Con lo que no sólo la mentira queda impune, sino que, además, es premiada por una gran parte de la población española, quizás porque en sus vidas también han dado pábulo y han normalizado el incumplimiento de la palabra dada (las separaciones y divorcios han experimentado un crecimiento geométrico inusitado, por ejemplo) y también han hecho de la mentira su “modus vivendi”. Como dice una persona a la que quiero mucho y que tiene la virtud de resumir con acierto y coloquialmente las diversas realidades: “el problema es que hay muchos Pedro Sánchez”.

En este punto, conviene recordar que el diablo es el “príncipe de la mentira”, además del “que divide y crea desconfianza y discordia entre hermanos”, pues una cosa lleva a la otra, como ya explicó el gran Santo Tomás de Aquino, quién, además, añadió que, a la postre, “el no decirse la verdad unos a otros” lleva al desorden y al caos social.

¿Y no es eso lo que hemos comenzado a experimentar en España?

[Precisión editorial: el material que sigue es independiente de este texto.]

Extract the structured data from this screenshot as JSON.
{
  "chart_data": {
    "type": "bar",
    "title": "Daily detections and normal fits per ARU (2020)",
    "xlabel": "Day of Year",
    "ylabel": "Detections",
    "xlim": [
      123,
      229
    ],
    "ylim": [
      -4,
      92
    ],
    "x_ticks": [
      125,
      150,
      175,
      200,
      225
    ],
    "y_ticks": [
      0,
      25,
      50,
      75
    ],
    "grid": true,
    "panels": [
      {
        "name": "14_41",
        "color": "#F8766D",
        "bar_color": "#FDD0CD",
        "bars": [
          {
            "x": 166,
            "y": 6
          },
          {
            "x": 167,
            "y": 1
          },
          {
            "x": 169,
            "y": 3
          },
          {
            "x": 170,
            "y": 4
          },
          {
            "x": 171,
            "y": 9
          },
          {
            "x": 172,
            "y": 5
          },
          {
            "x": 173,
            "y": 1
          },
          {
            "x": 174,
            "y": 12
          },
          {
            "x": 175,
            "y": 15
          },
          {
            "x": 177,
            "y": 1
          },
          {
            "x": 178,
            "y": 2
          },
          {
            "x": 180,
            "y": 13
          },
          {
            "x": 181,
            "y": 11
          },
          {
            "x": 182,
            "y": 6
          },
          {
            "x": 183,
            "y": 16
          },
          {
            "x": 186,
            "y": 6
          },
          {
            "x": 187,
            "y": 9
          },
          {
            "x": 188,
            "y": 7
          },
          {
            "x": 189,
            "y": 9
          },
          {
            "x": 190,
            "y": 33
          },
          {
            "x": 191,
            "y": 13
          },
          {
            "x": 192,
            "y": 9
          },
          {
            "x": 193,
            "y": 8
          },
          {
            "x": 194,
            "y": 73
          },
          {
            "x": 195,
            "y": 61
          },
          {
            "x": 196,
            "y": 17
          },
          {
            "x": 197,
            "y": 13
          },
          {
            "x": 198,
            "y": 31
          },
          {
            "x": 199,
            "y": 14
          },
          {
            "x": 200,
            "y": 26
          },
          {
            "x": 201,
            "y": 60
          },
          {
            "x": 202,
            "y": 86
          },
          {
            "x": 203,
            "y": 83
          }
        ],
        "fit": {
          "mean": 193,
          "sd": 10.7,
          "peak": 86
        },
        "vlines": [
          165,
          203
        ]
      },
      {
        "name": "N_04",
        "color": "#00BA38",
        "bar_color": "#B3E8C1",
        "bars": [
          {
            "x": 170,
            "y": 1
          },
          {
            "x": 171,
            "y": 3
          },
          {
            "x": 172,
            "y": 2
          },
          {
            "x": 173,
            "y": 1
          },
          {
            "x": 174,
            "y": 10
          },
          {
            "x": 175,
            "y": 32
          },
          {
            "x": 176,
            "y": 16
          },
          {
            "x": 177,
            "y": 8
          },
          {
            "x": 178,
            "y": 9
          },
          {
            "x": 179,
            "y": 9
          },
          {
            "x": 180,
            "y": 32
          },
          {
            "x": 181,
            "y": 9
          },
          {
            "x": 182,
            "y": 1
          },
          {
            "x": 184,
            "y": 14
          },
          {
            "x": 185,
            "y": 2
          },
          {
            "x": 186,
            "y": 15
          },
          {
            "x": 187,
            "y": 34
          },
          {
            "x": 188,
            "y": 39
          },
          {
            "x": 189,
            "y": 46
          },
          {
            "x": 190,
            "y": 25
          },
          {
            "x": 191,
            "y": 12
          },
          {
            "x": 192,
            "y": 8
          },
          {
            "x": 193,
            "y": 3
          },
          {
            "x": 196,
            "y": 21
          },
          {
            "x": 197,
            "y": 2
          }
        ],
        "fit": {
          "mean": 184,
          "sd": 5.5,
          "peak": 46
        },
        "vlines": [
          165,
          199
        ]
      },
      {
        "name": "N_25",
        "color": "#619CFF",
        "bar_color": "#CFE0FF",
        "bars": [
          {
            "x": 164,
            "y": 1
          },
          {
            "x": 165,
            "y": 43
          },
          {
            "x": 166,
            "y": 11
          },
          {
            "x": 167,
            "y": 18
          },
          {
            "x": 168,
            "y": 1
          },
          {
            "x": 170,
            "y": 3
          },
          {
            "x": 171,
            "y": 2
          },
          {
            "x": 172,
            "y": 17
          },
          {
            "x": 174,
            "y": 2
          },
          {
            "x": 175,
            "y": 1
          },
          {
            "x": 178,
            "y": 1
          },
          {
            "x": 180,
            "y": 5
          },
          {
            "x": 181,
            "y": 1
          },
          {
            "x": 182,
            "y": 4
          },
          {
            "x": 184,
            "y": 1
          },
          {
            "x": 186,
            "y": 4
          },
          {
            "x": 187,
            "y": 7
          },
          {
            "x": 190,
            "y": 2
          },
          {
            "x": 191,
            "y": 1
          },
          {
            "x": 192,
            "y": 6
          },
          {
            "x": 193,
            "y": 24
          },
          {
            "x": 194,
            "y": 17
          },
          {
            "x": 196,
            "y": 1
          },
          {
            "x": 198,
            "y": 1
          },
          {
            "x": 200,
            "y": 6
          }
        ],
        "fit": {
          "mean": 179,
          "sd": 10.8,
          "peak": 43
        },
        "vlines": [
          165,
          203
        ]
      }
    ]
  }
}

La solución no puede ser otra que, pidiendo la ayuda del Cielo en todo momento (nuestras armas son el santo Rosario y la Sagrada Eucaristía), los que, por esa Gracia de Dios y por nuestra buena voluntad, no obremos “suadente diabolo” recuperemos un gran amor a la verdad (“Amicus Plato sed magis amica Veritas”) y la defendamos con valentía y contra viento y marea en cualquier circunstancia y lugar.

Aunque seamos pocos, pues como dijo san Juan Pablo II: “Tenemos que defender la Verdad, aunque quedemos solo doce”. Y como, gracias a Dios, quedamos muchos más, con más razón.